Вагон дернуло от резкой остановки, и глаза девушек ослепил яркий свет жаркого полдня.
– Выходить! Шнель, быстро, пи-пи, ка-ка, вы иметь три минута! – Солдат говорил и смотрел совершенно равнодушно, без злобы или любопытства, как смотрят на не представляющий интереса пейзаж или ненужный, надоевший предмет. – Выходить! – еще раз прикрикнул он и, видя, что девушки застыли от слепящего света и стыда, поднял автомат и дал короткую очередь поверх голов. Толкаясь и торопясь, они стали спрыгивать на песчаный откос и вновь застыли, увидев, что рядом, закрываясь кто как может, стояли юноши из соседнего вагона.
Маньку, безуспешно пытавшуюся найти хоть какой-нибудь кустик и так и не выдавившую из себя ни капли, немецкий охранник закидывал в вагон уже на ходу. Но через несколько подобных остановок стыд пропал. Девушки стали есть взятые из дому жалкие припасы, разговаривать и даже петь. Манька, не чувствовавшая голода, безучастно сосала сухари, которые Валентина всовывала в ее холодную, несмотря на липкую духоту, руку. Снова и снова бился ей в уши гул вокзальной толпы, и в нем терялись, ускользали отцовские слова. В эти минуты отчаянной пустоты и беспомощности девочка была готова грызть провонявшие стены вагона зубами, царапать их маленькими грязными ногтями, лишь бы выбраться отсюда, а там, пусть пешком и ползком, она уж сумеет добраться до их незаметной, петляющей среди лесов речушки… И она снова начинала плакать, но уже не тем бессмысленным, животным воем, а скупыми и горькими слезами за день повзрослевшей души.
К концу третьих суток поезд остановился на сером пустынном вокзале, где две башни невиданной высоты и красоты подпирали сгущавшиеся облака. Разинув рот, Манька смотрела на них до тех пор, пока все тот же равнодушный солдат не дернул с ее плеч холщовый мешок.
– А-а-а! – завизжала Манька, цепляясь не столько за мешок, сколько за последнее тепло дома и отцовских неловко-ласковых рук.
– Отдай, дура! – Валентина увесисто шлепнула девочку по затылку, и они потащились в хвосте колонны под своды каменных башен. Внутри было пусто, стояла все та же тишина, нарушаемая лишь пробегавшими солдатами с откормленными, глухо рычащими на толпу собаками.
Огромный зал, куда их привели, был выложен скользкой голубоватой плиткой от пола до потолка, и каждый уголок беспощадно освещался десятками мощных электрических ламп. По колонне прошел ропот удивленного восхищения: такого света они не видели даже по большим праздникам. Но на разговоры времени не было, всем было приказано раздеться, и на сверкающий пол полетела нехитрая старенькая одежда. Кто-то раздевался, розовея всем телом и мучительно сводя колени, кто-то – почти вызывающе; через пару минут зал был полон упругой и щедрой крестьянской плоти, до черноты загорелой на ступнях, кистях и шеях и молочно-белой на тяжелых грудях и бедрах. Манька с завистью смотрела на телесный избыток Валентины, как видно, ничуть не стеснявшейся своей наготы, а сама все норовила прикрыть покрывшиеся гусиной кожей набухавшие грудки.
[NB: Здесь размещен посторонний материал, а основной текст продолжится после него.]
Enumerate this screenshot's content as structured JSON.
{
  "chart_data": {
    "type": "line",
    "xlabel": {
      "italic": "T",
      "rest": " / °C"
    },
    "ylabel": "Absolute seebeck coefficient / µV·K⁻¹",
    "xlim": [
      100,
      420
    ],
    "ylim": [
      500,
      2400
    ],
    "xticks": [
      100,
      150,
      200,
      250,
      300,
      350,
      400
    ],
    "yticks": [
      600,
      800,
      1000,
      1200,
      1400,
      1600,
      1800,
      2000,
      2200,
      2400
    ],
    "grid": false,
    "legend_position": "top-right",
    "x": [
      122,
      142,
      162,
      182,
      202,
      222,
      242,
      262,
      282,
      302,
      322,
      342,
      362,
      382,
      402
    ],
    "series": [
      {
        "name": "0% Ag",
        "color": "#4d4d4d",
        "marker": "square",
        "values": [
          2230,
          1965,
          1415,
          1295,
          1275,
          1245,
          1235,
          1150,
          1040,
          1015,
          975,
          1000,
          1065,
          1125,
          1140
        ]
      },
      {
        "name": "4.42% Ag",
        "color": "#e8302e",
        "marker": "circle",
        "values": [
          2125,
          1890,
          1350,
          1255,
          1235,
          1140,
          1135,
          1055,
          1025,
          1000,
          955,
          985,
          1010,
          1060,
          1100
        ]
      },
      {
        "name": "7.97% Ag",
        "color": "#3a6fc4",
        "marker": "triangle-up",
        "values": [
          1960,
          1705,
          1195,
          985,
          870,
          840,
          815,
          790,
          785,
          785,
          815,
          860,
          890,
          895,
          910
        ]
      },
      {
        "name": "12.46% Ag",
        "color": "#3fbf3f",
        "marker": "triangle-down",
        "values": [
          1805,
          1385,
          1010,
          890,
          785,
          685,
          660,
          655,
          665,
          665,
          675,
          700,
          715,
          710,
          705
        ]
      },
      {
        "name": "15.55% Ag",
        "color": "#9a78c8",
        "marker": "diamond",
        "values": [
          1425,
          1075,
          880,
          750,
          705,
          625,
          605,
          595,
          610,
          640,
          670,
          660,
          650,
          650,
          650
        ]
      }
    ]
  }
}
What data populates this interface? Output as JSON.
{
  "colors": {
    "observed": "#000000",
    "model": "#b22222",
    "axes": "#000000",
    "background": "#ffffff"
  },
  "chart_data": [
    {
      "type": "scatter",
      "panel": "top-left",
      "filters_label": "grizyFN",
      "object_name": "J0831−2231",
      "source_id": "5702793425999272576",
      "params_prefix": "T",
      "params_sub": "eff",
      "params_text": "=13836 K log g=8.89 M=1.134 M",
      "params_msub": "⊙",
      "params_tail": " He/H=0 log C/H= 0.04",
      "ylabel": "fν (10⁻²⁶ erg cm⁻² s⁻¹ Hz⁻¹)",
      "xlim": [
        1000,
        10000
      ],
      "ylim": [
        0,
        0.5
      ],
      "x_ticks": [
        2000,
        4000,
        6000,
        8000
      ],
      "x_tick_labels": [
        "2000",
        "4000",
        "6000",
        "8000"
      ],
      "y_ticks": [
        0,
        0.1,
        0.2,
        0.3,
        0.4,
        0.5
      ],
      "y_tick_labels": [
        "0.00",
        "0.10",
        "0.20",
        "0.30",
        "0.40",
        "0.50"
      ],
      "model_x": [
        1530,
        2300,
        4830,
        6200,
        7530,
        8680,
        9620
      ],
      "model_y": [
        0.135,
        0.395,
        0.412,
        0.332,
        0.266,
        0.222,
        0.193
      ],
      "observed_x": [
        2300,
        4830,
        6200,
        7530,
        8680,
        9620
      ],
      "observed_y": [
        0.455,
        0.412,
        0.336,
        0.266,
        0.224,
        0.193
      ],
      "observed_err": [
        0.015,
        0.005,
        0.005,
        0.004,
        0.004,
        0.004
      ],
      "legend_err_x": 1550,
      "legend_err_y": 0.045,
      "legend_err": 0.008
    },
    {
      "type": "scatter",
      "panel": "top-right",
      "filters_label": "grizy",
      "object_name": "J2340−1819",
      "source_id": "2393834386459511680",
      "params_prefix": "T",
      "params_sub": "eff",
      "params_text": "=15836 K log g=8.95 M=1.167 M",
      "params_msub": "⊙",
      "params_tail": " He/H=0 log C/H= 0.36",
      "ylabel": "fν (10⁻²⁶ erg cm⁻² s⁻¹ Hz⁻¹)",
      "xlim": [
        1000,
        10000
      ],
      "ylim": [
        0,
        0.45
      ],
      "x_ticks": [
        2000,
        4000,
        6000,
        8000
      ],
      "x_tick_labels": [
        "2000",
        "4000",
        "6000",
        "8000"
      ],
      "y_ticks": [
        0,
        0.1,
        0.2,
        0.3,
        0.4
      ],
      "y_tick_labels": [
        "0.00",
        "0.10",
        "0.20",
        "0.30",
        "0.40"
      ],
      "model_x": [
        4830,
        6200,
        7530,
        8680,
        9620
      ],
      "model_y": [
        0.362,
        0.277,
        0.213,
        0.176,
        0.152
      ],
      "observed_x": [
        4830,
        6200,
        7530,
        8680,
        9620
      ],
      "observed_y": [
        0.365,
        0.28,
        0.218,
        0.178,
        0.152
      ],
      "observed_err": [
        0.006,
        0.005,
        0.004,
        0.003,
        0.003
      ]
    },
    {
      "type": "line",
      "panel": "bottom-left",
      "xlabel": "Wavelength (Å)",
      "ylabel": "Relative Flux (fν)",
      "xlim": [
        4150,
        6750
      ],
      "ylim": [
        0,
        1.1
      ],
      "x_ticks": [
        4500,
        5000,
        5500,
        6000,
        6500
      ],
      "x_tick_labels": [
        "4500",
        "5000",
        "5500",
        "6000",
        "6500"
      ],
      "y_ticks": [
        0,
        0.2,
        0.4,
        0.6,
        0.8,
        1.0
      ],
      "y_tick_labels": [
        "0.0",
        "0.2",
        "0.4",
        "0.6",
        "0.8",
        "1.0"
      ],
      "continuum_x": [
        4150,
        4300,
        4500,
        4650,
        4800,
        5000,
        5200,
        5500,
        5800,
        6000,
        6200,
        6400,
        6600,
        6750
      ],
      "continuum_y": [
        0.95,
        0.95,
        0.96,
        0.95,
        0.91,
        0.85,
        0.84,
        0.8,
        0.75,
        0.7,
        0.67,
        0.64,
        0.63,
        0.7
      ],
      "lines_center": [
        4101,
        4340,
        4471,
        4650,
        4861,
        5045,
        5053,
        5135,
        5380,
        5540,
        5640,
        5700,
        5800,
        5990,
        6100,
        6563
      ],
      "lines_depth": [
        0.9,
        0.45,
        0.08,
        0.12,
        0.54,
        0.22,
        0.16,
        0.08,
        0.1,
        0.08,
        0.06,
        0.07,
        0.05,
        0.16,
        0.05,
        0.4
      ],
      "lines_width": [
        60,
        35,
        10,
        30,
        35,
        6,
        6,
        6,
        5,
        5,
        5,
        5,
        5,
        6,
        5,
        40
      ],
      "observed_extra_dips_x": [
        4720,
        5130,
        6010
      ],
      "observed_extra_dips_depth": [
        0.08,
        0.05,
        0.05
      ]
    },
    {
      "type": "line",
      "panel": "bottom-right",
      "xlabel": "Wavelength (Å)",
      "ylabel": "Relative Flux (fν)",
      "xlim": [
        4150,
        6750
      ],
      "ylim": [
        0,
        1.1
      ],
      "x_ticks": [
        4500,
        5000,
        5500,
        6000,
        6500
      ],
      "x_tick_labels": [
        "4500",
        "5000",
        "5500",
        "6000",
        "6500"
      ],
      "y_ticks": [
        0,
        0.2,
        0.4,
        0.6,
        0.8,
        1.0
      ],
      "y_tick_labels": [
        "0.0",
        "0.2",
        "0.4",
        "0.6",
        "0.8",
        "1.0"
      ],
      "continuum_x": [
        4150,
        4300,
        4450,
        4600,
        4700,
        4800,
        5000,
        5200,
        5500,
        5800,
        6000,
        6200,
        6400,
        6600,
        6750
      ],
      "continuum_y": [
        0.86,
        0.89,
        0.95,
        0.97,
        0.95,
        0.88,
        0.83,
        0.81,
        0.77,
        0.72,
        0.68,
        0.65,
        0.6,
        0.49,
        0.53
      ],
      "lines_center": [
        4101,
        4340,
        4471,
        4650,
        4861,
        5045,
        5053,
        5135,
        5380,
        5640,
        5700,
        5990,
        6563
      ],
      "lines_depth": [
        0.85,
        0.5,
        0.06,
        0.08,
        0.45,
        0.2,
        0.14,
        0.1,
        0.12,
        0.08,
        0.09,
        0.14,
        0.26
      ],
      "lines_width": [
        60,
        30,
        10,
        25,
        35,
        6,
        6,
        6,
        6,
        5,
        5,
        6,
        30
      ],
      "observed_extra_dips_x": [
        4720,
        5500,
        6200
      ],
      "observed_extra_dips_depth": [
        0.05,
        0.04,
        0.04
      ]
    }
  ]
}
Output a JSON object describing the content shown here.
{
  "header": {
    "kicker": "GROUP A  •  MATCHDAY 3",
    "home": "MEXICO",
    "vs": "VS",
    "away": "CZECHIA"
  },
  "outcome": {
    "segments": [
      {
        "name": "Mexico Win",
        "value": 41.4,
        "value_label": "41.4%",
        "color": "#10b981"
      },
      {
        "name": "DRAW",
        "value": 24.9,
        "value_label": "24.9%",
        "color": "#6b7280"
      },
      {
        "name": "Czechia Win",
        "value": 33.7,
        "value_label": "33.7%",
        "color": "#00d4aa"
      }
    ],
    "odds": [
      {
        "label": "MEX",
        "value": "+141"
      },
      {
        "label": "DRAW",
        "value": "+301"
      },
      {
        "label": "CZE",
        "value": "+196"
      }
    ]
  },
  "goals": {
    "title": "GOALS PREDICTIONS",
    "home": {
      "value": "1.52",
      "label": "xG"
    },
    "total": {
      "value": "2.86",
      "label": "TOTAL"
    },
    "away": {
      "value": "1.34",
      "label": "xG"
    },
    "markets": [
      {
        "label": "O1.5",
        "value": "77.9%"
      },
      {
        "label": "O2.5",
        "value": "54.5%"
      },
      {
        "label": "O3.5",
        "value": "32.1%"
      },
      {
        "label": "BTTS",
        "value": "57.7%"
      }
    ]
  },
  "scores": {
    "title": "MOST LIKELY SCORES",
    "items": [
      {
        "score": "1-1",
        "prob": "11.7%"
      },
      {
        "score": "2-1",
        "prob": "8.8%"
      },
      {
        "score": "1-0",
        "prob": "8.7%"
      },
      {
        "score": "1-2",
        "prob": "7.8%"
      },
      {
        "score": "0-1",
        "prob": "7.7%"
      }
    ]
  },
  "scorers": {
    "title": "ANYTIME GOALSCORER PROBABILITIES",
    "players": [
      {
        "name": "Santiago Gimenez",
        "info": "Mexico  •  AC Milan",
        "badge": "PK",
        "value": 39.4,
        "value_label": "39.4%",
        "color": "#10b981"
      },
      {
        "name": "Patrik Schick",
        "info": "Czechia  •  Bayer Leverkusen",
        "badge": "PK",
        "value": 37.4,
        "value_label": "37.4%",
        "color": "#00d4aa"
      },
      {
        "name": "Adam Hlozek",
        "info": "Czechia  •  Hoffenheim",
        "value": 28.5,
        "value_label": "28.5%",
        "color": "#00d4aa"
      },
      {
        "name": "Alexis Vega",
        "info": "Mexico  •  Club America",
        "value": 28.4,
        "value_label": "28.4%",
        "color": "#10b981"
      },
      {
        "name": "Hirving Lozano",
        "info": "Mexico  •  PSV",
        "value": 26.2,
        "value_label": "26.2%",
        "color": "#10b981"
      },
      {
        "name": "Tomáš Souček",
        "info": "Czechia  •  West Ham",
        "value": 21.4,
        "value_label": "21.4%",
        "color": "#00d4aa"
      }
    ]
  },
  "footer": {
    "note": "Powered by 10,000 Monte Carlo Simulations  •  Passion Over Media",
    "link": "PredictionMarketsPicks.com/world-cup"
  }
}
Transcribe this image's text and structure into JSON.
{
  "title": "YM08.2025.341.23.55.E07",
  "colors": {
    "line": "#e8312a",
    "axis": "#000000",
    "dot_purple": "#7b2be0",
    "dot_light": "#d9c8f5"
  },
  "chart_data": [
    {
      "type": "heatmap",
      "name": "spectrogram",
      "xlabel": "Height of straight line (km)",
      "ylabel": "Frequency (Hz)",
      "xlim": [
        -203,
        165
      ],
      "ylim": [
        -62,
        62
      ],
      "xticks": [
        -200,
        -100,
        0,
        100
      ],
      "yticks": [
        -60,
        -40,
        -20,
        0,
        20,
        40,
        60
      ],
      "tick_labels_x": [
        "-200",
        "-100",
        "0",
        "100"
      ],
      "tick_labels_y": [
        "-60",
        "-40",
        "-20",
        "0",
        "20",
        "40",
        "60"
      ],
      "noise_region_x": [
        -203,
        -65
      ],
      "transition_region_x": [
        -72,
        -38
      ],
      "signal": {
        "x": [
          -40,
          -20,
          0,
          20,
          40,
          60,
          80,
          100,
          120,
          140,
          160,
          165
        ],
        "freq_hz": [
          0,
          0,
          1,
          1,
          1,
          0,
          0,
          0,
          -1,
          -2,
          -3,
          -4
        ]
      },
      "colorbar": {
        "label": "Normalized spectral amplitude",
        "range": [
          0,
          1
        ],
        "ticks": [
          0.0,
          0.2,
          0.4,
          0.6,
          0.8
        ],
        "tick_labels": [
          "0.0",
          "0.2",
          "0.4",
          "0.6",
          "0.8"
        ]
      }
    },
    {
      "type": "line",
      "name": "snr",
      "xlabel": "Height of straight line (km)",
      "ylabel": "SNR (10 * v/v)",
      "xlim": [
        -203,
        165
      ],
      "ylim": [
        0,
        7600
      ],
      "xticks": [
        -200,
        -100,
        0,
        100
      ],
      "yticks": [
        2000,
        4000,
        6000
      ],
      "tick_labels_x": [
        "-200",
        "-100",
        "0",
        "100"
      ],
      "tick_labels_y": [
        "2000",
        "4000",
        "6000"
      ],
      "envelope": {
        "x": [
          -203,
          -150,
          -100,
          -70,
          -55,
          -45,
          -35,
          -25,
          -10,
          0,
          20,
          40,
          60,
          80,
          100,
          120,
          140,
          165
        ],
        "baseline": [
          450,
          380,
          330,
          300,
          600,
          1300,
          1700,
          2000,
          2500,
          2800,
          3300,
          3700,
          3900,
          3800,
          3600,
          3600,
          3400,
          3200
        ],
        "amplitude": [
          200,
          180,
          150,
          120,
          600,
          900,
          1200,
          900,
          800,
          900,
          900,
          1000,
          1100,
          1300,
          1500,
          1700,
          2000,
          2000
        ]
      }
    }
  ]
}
Душ принимали по трое – под ленивым, но не упускавшим ни одного их движения взглядом розовощекой и розовогубой девицы, рюмочкой перетянутой в талии широким офицерским ремнем.
– Мыть все, русские свиньи, – цедила она сквозь зубы. – Все. Везде. – И не раз ее маленький стек оставлял багровый след на ягодицах.
Голых, скользивших на кафельном полу, их провели мимо раздевавшихся юношей в другую половину зала, где каждой выдали пластмассовую бирку с номером. Несмотря на неотпускающий стыд, Манька пришла в восторг: бирка была прозрачной, красной и округлой, как леденец. Тайком она даже сунула ее в рот и ощутила ожидаемую холодящую гладкость, за что мгновенно получила ощутимый удар по руке.